A. Be one of Barker's Beauties like my first redhead icon, Holly Hallstrom, or
B. Meet Bob Barker in Contestant's Row, play Plinko, spin $1.00 on the Big Wheel, and win the Showcase Showdown
...you'd think I'd heed Bob's sage advice to help control the pet population by having my pets spayed and neutered. So why isn't Libby spayed already? Funny story (not really).
When George ran away in October 2007, my job as a Mortgage Consultant at Countrywide Home Loans was circling the drain. It was the beginning of the subprime mortgage crisis. Everyday I came to work, the guidelines were stricter, the loan options were fewer, and layoffs were happening at any and every moment. We worked in a cube farm on the sixth floor of this office building, and at various points throughout my final weeks at work, the Vice President would walk towards our corner of the cube farm, and begin pointing at people all around me and canning them right then and there. It was like a corporate version of Nintendo's Duck Hunt and I was just trying not to get shot.
Since I was devastated that George was missing, and sitting in a cubicle waiting to be fired was stressful, and having to tell potential borrowers all day long that I can't help them get a loan was depressing, I spent a lot of time on the internet looking for George. Yeah, that was a fruitless search, but it's where I found Libby. She was staying in a shelter in Gainesville, some 75 miles from where I live. When I called the shelter and learned that the only requirements for adoption were a photocopy of my drivers license and an $85 adoption fee, I decided I was meant to save her. I promptly quit my job and withdrew $85 from the nearest ATM. That's the flimsiest adoption process I've ever heard of, and I didn't want just any old hack to take her. When I adopted Laney, the fee was $250, and I had to fill out lengthy paperwork, pass a home inspection, give a veterinary reference, and take a blood oath to give that puppy the kind of life that other puppies only read about in fairytales.
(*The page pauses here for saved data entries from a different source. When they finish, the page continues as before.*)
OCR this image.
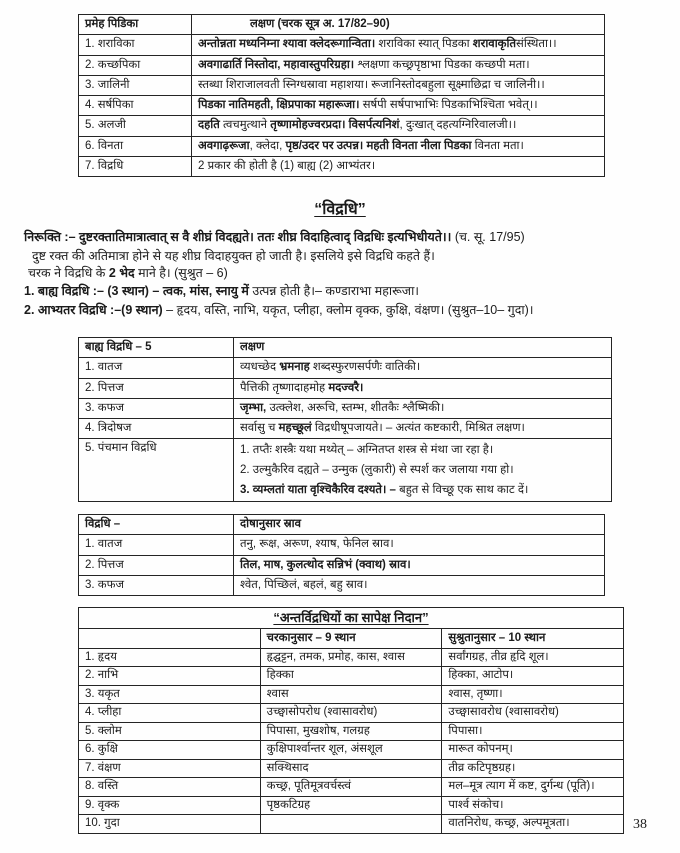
प्रमेह पिडिका	लक्षण (चरक सूत्र अ. 17/82–90)
1. शराविका	अन्तोन्नता मध्यनिम्ना श्यावा क्लेदरूगान्विता। शराविका स्यात् पिडका शरावाकृतिसंस्थिता।।
2. कच्छपिका	अवगाढार्ति निस्तोदा, महावास्तुपरिग्रहा। श्लक्षणा कच्छ्रपृष्ठाभा पिडका कच्छपी मता।
3. जालिनी	स्तब्धा शिराजालवती स्निग्धस्रावा महाशया। रूजानिस्तोदबहुला सूक्ष्माछिद्रा च जालिनी।।
4. सर्षपिका	पिडका नातिमहती, क्षिप्रपाका महारूजा। सर्षपी सर्षपाभाभिः पिडकाभिश्चिता भवेत्।।
5. अलजी	दहति त्वचमुत्थाने तृष्णामोहज्वरप्रदा। विसर्पत्यनिशं, दुःखात् दहत्यग्निरिवालजी।।
6. विनता	अवगाढ़रूजा, क्लेदा, पृष्ठ/उदर पर उत्पन्न। महती विनता नीला पिडका विनता मता।
7. विद्रधि	2 प्रकार की होती है (1) बाह्य (2) आभ्यंतर।
“विद्रधि”
निरूक्ति :– दुष्टरक्तातिमात्रात्वात् स वै शीघ्रं विदह्यते। ततः शीघ्र विदाहित्वाद् विद्रधिः इत्यभिधीयते।। (च. सू. 17/95)
दुष्ट रक्त की अतिमात्रा होने से यह शीघ्र विदाहयुक्त हो जाती है। इसलिये इसे विद्रधि कहते हैं।
चरक ने विद्रधि के 2 भेद माने है। (सुश्रुत – 6)
1. बाह्य विद्रधि :– (3 स्थान) – त्वक, मांस, स्नायु में उत्पन्न होती है।– कण्डाराभा महारूजा।
2. आभ्यतर विद्रधि :–(9 स्थान) – हृदय, वस्ति, नाभि, यकृत, प्लीहा, क्लोम वृक्क, कुक्षि, वंक्षण। (सुश्रुत–10– गुदा)।
बाह्य विद्रधि – 5	लक्षण
1. वातज	व्यधच्छेद भ्रमनाह शब्दस्फुरणसर्पणैः वातिकी।
2. पित्तज	पैत्तिकी तृष्णादाहमोह मदज्वरै।
3. कफज	जृम्भा, उत्क्लेश, अरूचि, स्तम्भ, शीतकैः श्लैष्मिकी।
4. त्रिदोषज	सर्वासु च महच्छूलं विद्रधीषूपजायते। – अत्यंत कष्टकारी, मिश्रित लक्षण।
5. पंचमान विद्रधि	1. तप्तैः शस्त्रैः यथा मथ्येत् – अग्नितप्त शस्त्र से मंथा जा रहा है।
2. उल्मुकैरिव दह्यते – उन्मुक (लुकारी) से स्पर्श कर जलाया गया हो।
3. व्यम्लतां याता वृश्चिकैरिव दश्यते। – बहुत से विच्छू एक साथ काट दें।
विद्रधि –	दोषानुसार स्राव
1. वातज	तनु, रूक्ष, अरूण, श्याष, फेनिल स्राव।
2. पित्तज	तिल, माष, कुलत्थोद सन्निभं (क्वाथ) स्राव।
3. कफज	श्वेत, पिच्छिलं, बहलं, बहु स्राव।
“अन्तर्विद्रधियों का सापेक्ष निदान”		
	चरकानुसार – 9 स्थान	सुश्रुतानुसार – 10 स्थान
1. हृदय	हृद्घट्टन, तमक, प्रमोह, कास, श्वास	सर्वांगग्रह, तीव्र हृदि शूल।
2. नाभि	हिक्का	हिक्का, आटोप।
3. यकृत	श्वास	श्वास, तृष्णा।
4. प्लीहा	उच्छ्वासोपरोध (श्वासावरोध)	उच्छ्वासावरोध (श्वासावरोध)
5. क्लोम	पिपासा, मुखशोष, गलग्रह	पिपासा।
6. कुक्षि	कुक्षिपार्श्वान्तर शूल, अंसशूल	मारूत कोपनम्।
7. वंक्षण	सक्थिसाद	तीव्र कटिपृष्ठग्रह।
8. वस्ति	कच्छ्र, पूतिमूत्रवर्चस्त्वं	मल–मूत्र त्याग में कष्ट, दुर्गन्ध (पूति)।
9. वृक्क	पृष्ठकटिग्रह	पार्श्व संकोच।
10. गुदा		वातनिरोध, कच्छ्र, अल्पमूत्रता।	38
Libby was not doing so hot when I met her. Her mother was a stray who delivered a litter of puppies in a random barn on a farm. The farmer's wife discovered the mom and the puppies. When she returned a couple days later to collect them to take to the shelter, the mother was gone. Now, four months later, all of Libby's sisters had been adopted and Libby had developed kennel cough, so she had a major case of the sads. The vet tech at the shelter told me that all she needed was "love". And a course of antibiotics. The $85 adoption fee included her vaccinations, her kennel cough medicine, her spay surgery, and a microchip. I was told the microchip had not yet been implanted because Libby hasn't been feeling well, but that I was welcome to drive the 150 mile round trip to return to the pound and have it implanted once she was feeling better. Thanks, but no thanks. Libby sat in my lap as I drove home, and we lived happily ever after...
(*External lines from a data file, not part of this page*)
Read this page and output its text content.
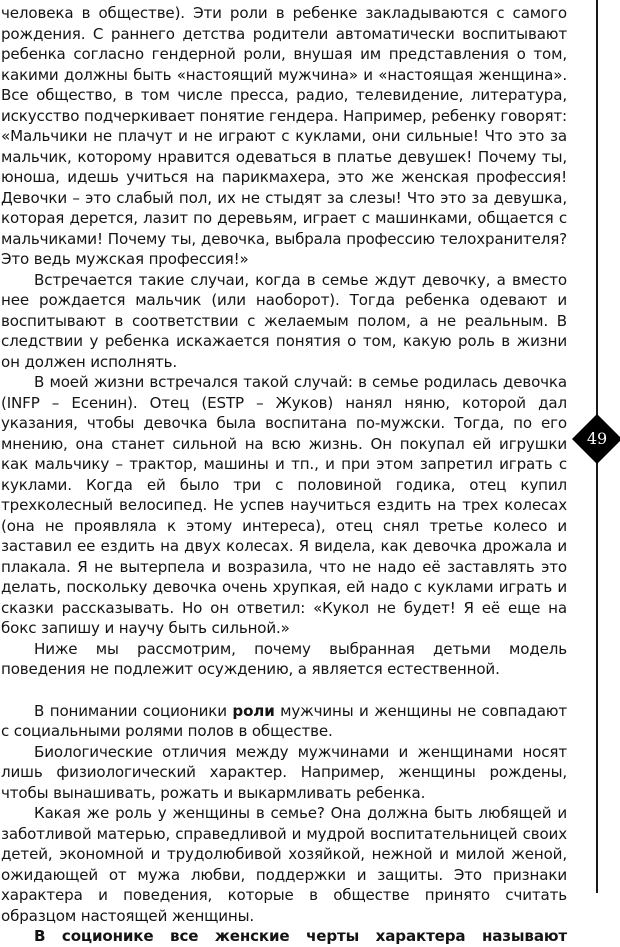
человека в обществе). Эти роли в ребенке закладываются с самого рождения. С раннего детства родители автоматически воспитывают ребенка согласно гендерной роли, внушая им представления о том, какими должны быть «настоящий мужчина» и «настоящая женщина». Все общество, в том числе пресса, радио, телевидение, литература, искусство подчеркивает понятие гендера. Например, ребенку говорят: «Мальчики не плачут и не играют с куклами, они сильные! Что это за мальчик, которому нравится одеваться в платье девушек! Почему ты, юноша, идешь учиться на парикмахера, это же женская профессия! Девочки – это слабый пол, их не стыдят за слезы! Что это за девушка, которая дерется, лазит по деревьям, играет с машинками, общается с мальчиками! Почему ты, девочка, выбрала профессию телохранителя? Это ведь мужская профессия!»

Встречается такие случаи, когда в семье ждут девочку, а вместо нее рождается мальчик (или наоборот). Тогда ребенка одевают и воспитывают в соответствии с желаемым полом, а не реальным. В следствии у ребенка искажается понятия о том, какую роль в жизни он должен исполнять.

В моей жизни встречался такой случай: в семье родилась девочка (INFP – Есенин). Отец (ESTP – Жуков) нанял няню, которой дал указания, чтобы девочка была воспитана по-мужски. Тогда, по его мнению, она станет сильной на всю жизнь. Он покупал ей игрушки как мальчику – трактор, машины и тп., и при этом запретил играть с куклами. Когда ей было три с половиной годика, отец купил трехколесный велосипед. Не успев научиться ездить на трех колесах (она не проявляла к этому интереса), отец снял третье колесо и заставил ее ездить на двух колесах. Я видела, как девочка дрожала и плакала. Я не вытерпела и возразила, что не надо её заставлять это делать, поскольку девочка очень хрупкая, ей надо с куклами играть и сказки рассказывать. Но он ответил: «Кукол не будет! Я её еще на бокс запишу и научу быть сильной.»

Ниже мы рассмотрим, почему выбранная детьми модель поведения не подлежит осуждению, а является естественной.

В понимании соционики роли мужчины и женщины не совпадают с социальными ролями полов в обществе.

Биологические отличия между мужчинами и женщинами носят лишь физиологический характер. Например, женщины рождены, чтобы вынашивать, рожать и выкармливать ребенка.

Какая же роль у женщины в семье? Она должна быть любящей и заботливой матерью, справедливой и мудрой воспитательницей своих детей, экономной и трудолюбивой хозяйкой, нежной и милой женой, ожидающей от мужа любви, поддержки и защиты. Это признаки характера и поведения, которые в обществе принято считать образцом настоящей женщины.

В соционике все женские черты характера называют

49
Until seven months later when somebody got her period in my bed. I was horrified! I went through my records, found the documentation stating she'd been spayed, and called the shelter. Oops, there must have been a clerical error! They spayed all of her sisters, but not Libby because she was sick. They meant to go back and spay her later, but then this nice lady adopted her...
That's when panic set in. Libby has been sharing a crate with George, who by this time has returned to our home but is still not neutered. What if they made puppies? What if Libby is knocked up? My vet offers to x-ray Libby to see if there are puppies so we can know whether or not to have her spayed just yet. You see, puppy abortion is not on my list of things to do. After the vet has a chance to review Libby's x-ray, they determine that there are no puppies in her womb, but that her intestines are full of poo and the vet tech complained that Libby passed some stinky farts during the x-ray process. Thanks a lot. I didn't need an $85 x-ray to tell me that my mutt is stinky and full of shit.
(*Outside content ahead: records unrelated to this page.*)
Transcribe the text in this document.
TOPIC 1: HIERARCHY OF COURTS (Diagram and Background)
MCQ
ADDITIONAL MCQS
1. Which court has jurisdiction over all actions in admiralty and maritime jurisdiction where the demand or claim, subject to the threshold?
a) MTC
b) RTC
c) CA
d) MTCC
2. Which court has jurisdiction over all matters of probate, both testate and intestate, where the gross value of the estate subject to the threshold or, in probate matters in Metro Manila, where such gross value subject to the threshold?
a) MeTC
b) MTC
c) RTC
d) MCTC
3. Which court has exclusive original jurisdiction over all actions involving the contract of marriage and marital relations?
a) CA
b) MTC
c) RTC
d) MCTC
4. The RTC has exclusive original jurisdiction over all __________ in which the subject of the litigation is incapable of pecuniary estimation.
My vet would spay her for $350. Steve and I have a friend who is close friends with a local vet, and Steve was of the belief that this vet may spay Libby in exchange for golf balls. Since I would rather pay in golf balls than dollar bills, I asked Steve to broker that little deal. Two years later...
I'm sitting on my couch, holding my newborn son, when Mom says to me, "Uh oh. I see blood drops on the tile. One of the dogs must have hurt themselves. We need to check all of their paws." I don't say anything, but in my head I'm all Catherine Willows from CSI.
Not to be outdone by me and the arrival of my baby, Libby proved that I was not the only bitch in the house capable of reproducing. She would not allow me to hog the spotlight. Neither would Gus. After two weeks in my home, where Gus largely ignored Libby, he suddenly wanted to ride her like a pony. Then, in front of Mom, Robinson, and me, Gus began to hump Libby's face. "Libby, Libby, make him buy you dinner first!" I joked. Mom's not amused.
So here we are. Libby will be snipped by supper, thus closing the book on the Libby's Vajayjay Chronicles.